Jumat, 25 Oktober 2013

Nasib di Tangan Bus Patas AC yang Mampir Tol Kebun Jeruk dan Tol yang Menuju Gading Serpong *HELP* [Part 2]



Jumat, 25 Oktober 2013

Kali ini gue menulis, masih dengan kegalauan. Bahkan setelah jam-jam sepanjang malam kemarin gue isi dengan raungan yang minta dikasihani. Yeah, gue memang cengeng. Baru sebentar ngobrol dan ditekan untuk meninggalkan Surya University dengan banyak pertimbangan. Satu, belum tentu ada bus patas yang lewat tol Kebun Jeruk dan berhenti di Gading Serpong. Dua, kalau hujan repot. Tiga, kalau hari Jumat bisa-bisa gue ga pulang, saking macetnya di tol. Lalu gue berlari ke kamar gue dan menangis sampai tidur. Gue bahkan ga sempat mengucapkan kalimat yang bisa digunakan sebagai senjata.

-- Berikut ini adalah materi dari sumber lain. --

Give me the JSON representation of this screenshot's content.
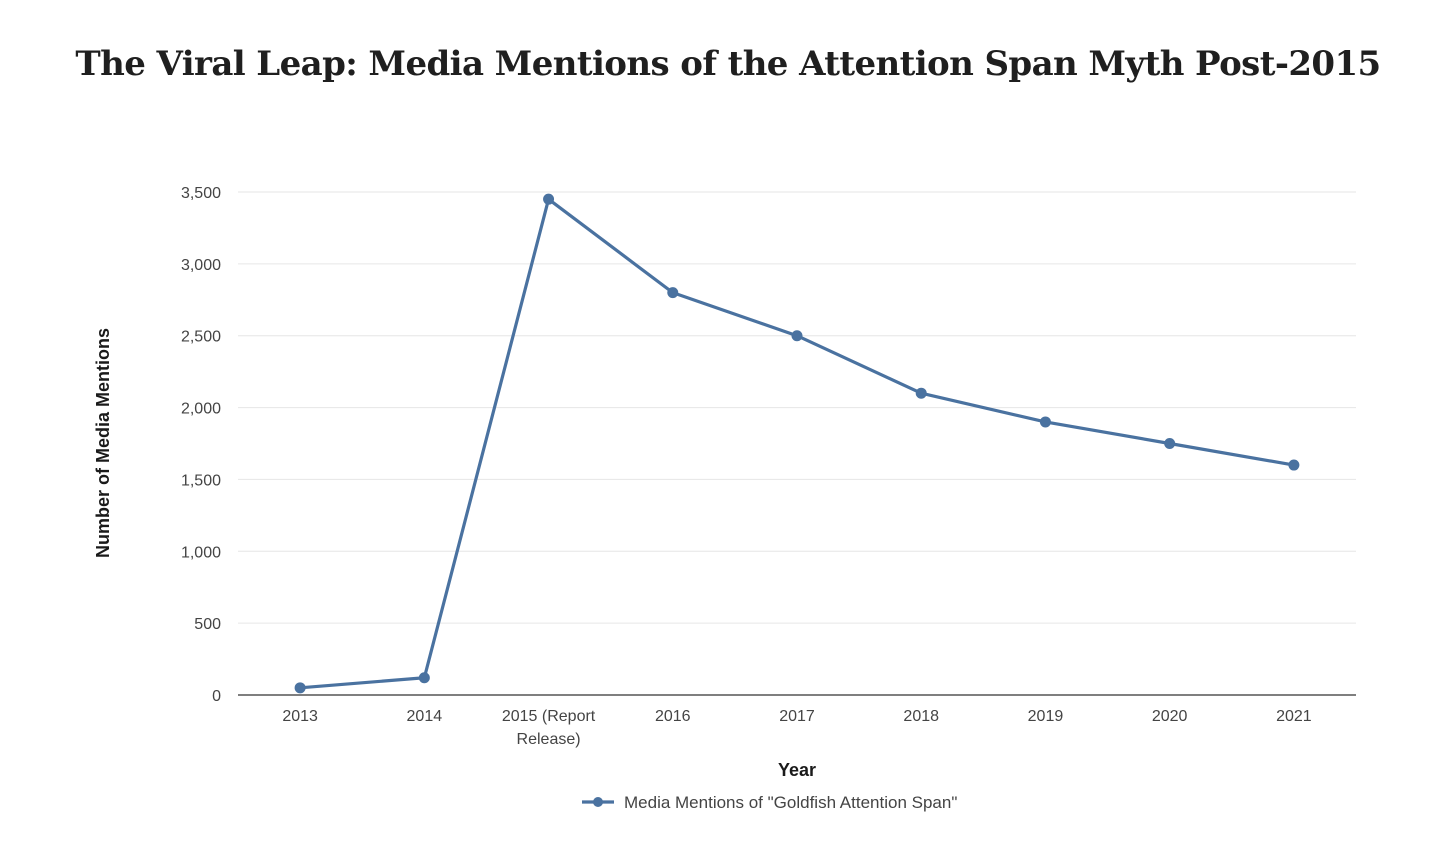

“Kita harus keluar dari zona nyaman.”

Itulah pointnya, kenapa gue kebirit-birit mengejar Surya University. Karena walaupun jatuhnya biaya kuliah sama aja dan akreditasinya belum ketahuan, gue yakin Surya University patut diperjuangkan. Setidaknya, otak gue lebih banyak bekerja. Masalahnya, selama 2 tahun gue belajar dasar-dasar akuntansi, meskipun dibilang dasar banget dan ga ada apa-apanya sama keseluruhan program jurusan akuntansi yang sesungguhnya, gue merasa otak gue ga digunakan secara maksimal. Dari apa yang gue lihat dengan wawasan gue sekarang, akuntansi, apalagi cuma lulusan S1, cuma seperti tempat training. Satu-satunya yang menguras nalar cuma penghitungan AJP, dan itupun cuma sulit di awal-awalnya, terutama karena gue ga berusaha mengerti. Waktu itu awal-awal kelas 11.

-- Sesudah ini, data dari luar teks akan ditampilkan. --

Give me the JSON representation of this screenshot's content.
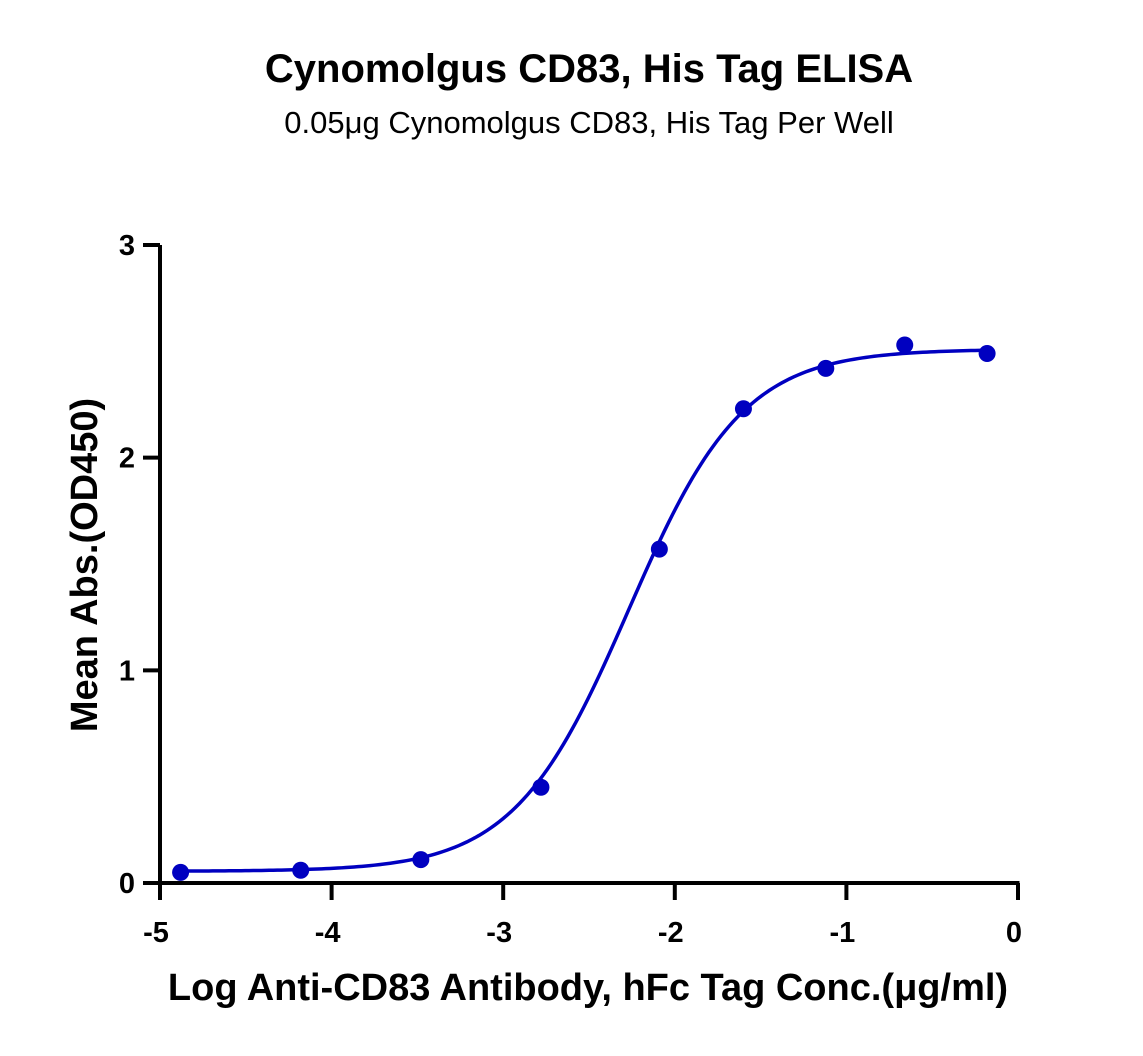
{
  "chart_data": {
    "type": "scatter",
    "title": "Cynomolgus CD83, His Tag ELISA",
    "subtitle": "0.05μg Cynomolgus CD83, His Tag Per Well",
    "xlabel": "Log Anti-CD83 Antibody, hFc Tag Conc.(μg/ml)",
    "ylabel": "Mean Abs.(OD450)",
    "xlim": [
      -5,
      0
    ],
    "ylim": [
      0,
      3
    ],
    "x_ticks": [
      "-5",
      "-4",
      "-3",
      "-2",
      "-1",
      "0"
    ],
    "y_ticks": [
      "0",
      "1",
      "2",
      "3"
    ],
    "x_tick_values": [
      -5,
      -4,
      -3,
      -2,
      -1,
      0
    ],
    "y_tick_values": [
      0,
      1,
      2,
      3
    ],
    "grid": false,
    "series": [
      {
        "x": [
          -4.88,
          -4.18,
          -3.48,
          -2.78,
          -2.09,
          -1.6,
          -1.12,
          -0.66,
          -0.18
        ],
        "y": [
          0.05,
          0.06,
          0.11,
          0.45,
          1.57,
          2.23,
          2.42,
          2.53,
          2.49
        ],
        "color": "#0000c0",
        "fit": {
          "model": "4PL",
          "bottom": 0.055,
          "top": 2.51,
          "logEC50": -2.27,
          "hill": 1.3
        }
      }
    ]
  }
}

Dan sebagai pencari alasan yang baik, gue merasa kalau kuliah akuntansi itu sama seperti mengubur otak pada sistem. Dan ga diajarin untuk melihat sistem itu dari luar. Inilah yang gue incar dari Surya University. Analyst. Financial Analyst. Meskipun gue ga bakat-bakat amat menganalisa, tapi jurusan itu jauh lebih menarik dari sekedar tata buku akuntansi.

Memang Untar terkenal dengan fakultas ekonominya, setidaknya itu menurut orang tua gue, dari zamannya. Dan kebetulan letaknya dekat, paling lama satu jam dengan angkutan umum. Dan harganya juga kebetulan ga gitu nguras. Dan Untar bekerja sama sama perusahaan akuntan publik terkemuka, Ernst & Young. Peluang gue menembus perusahaan besar itu lebih besar.

Gue berandai-andai, letak Untar di Gading Serpong dan Surya University di daerah Grogol.

Gue pasti positif masuk SU, mana Untar cuma ngasih diskon 20% atas kerja keras gue 2 tahun di sekolah yang sulit perolehan nilainya dan menurut gue SANGAT ga adil. Bayangin aja, seorang anak yang ga naik waktu gue kelas 10 pindah ke sekolah T, dan kemudian dia tetap dinaikkan, dan kalian tahu, dia jadi KETUA OSIS. Dari sekolah yang sama, gue menemukan beberapa anak yang coba jalur seperti gue ke Untar, dan mereka akhirnya dapet potongan >50%.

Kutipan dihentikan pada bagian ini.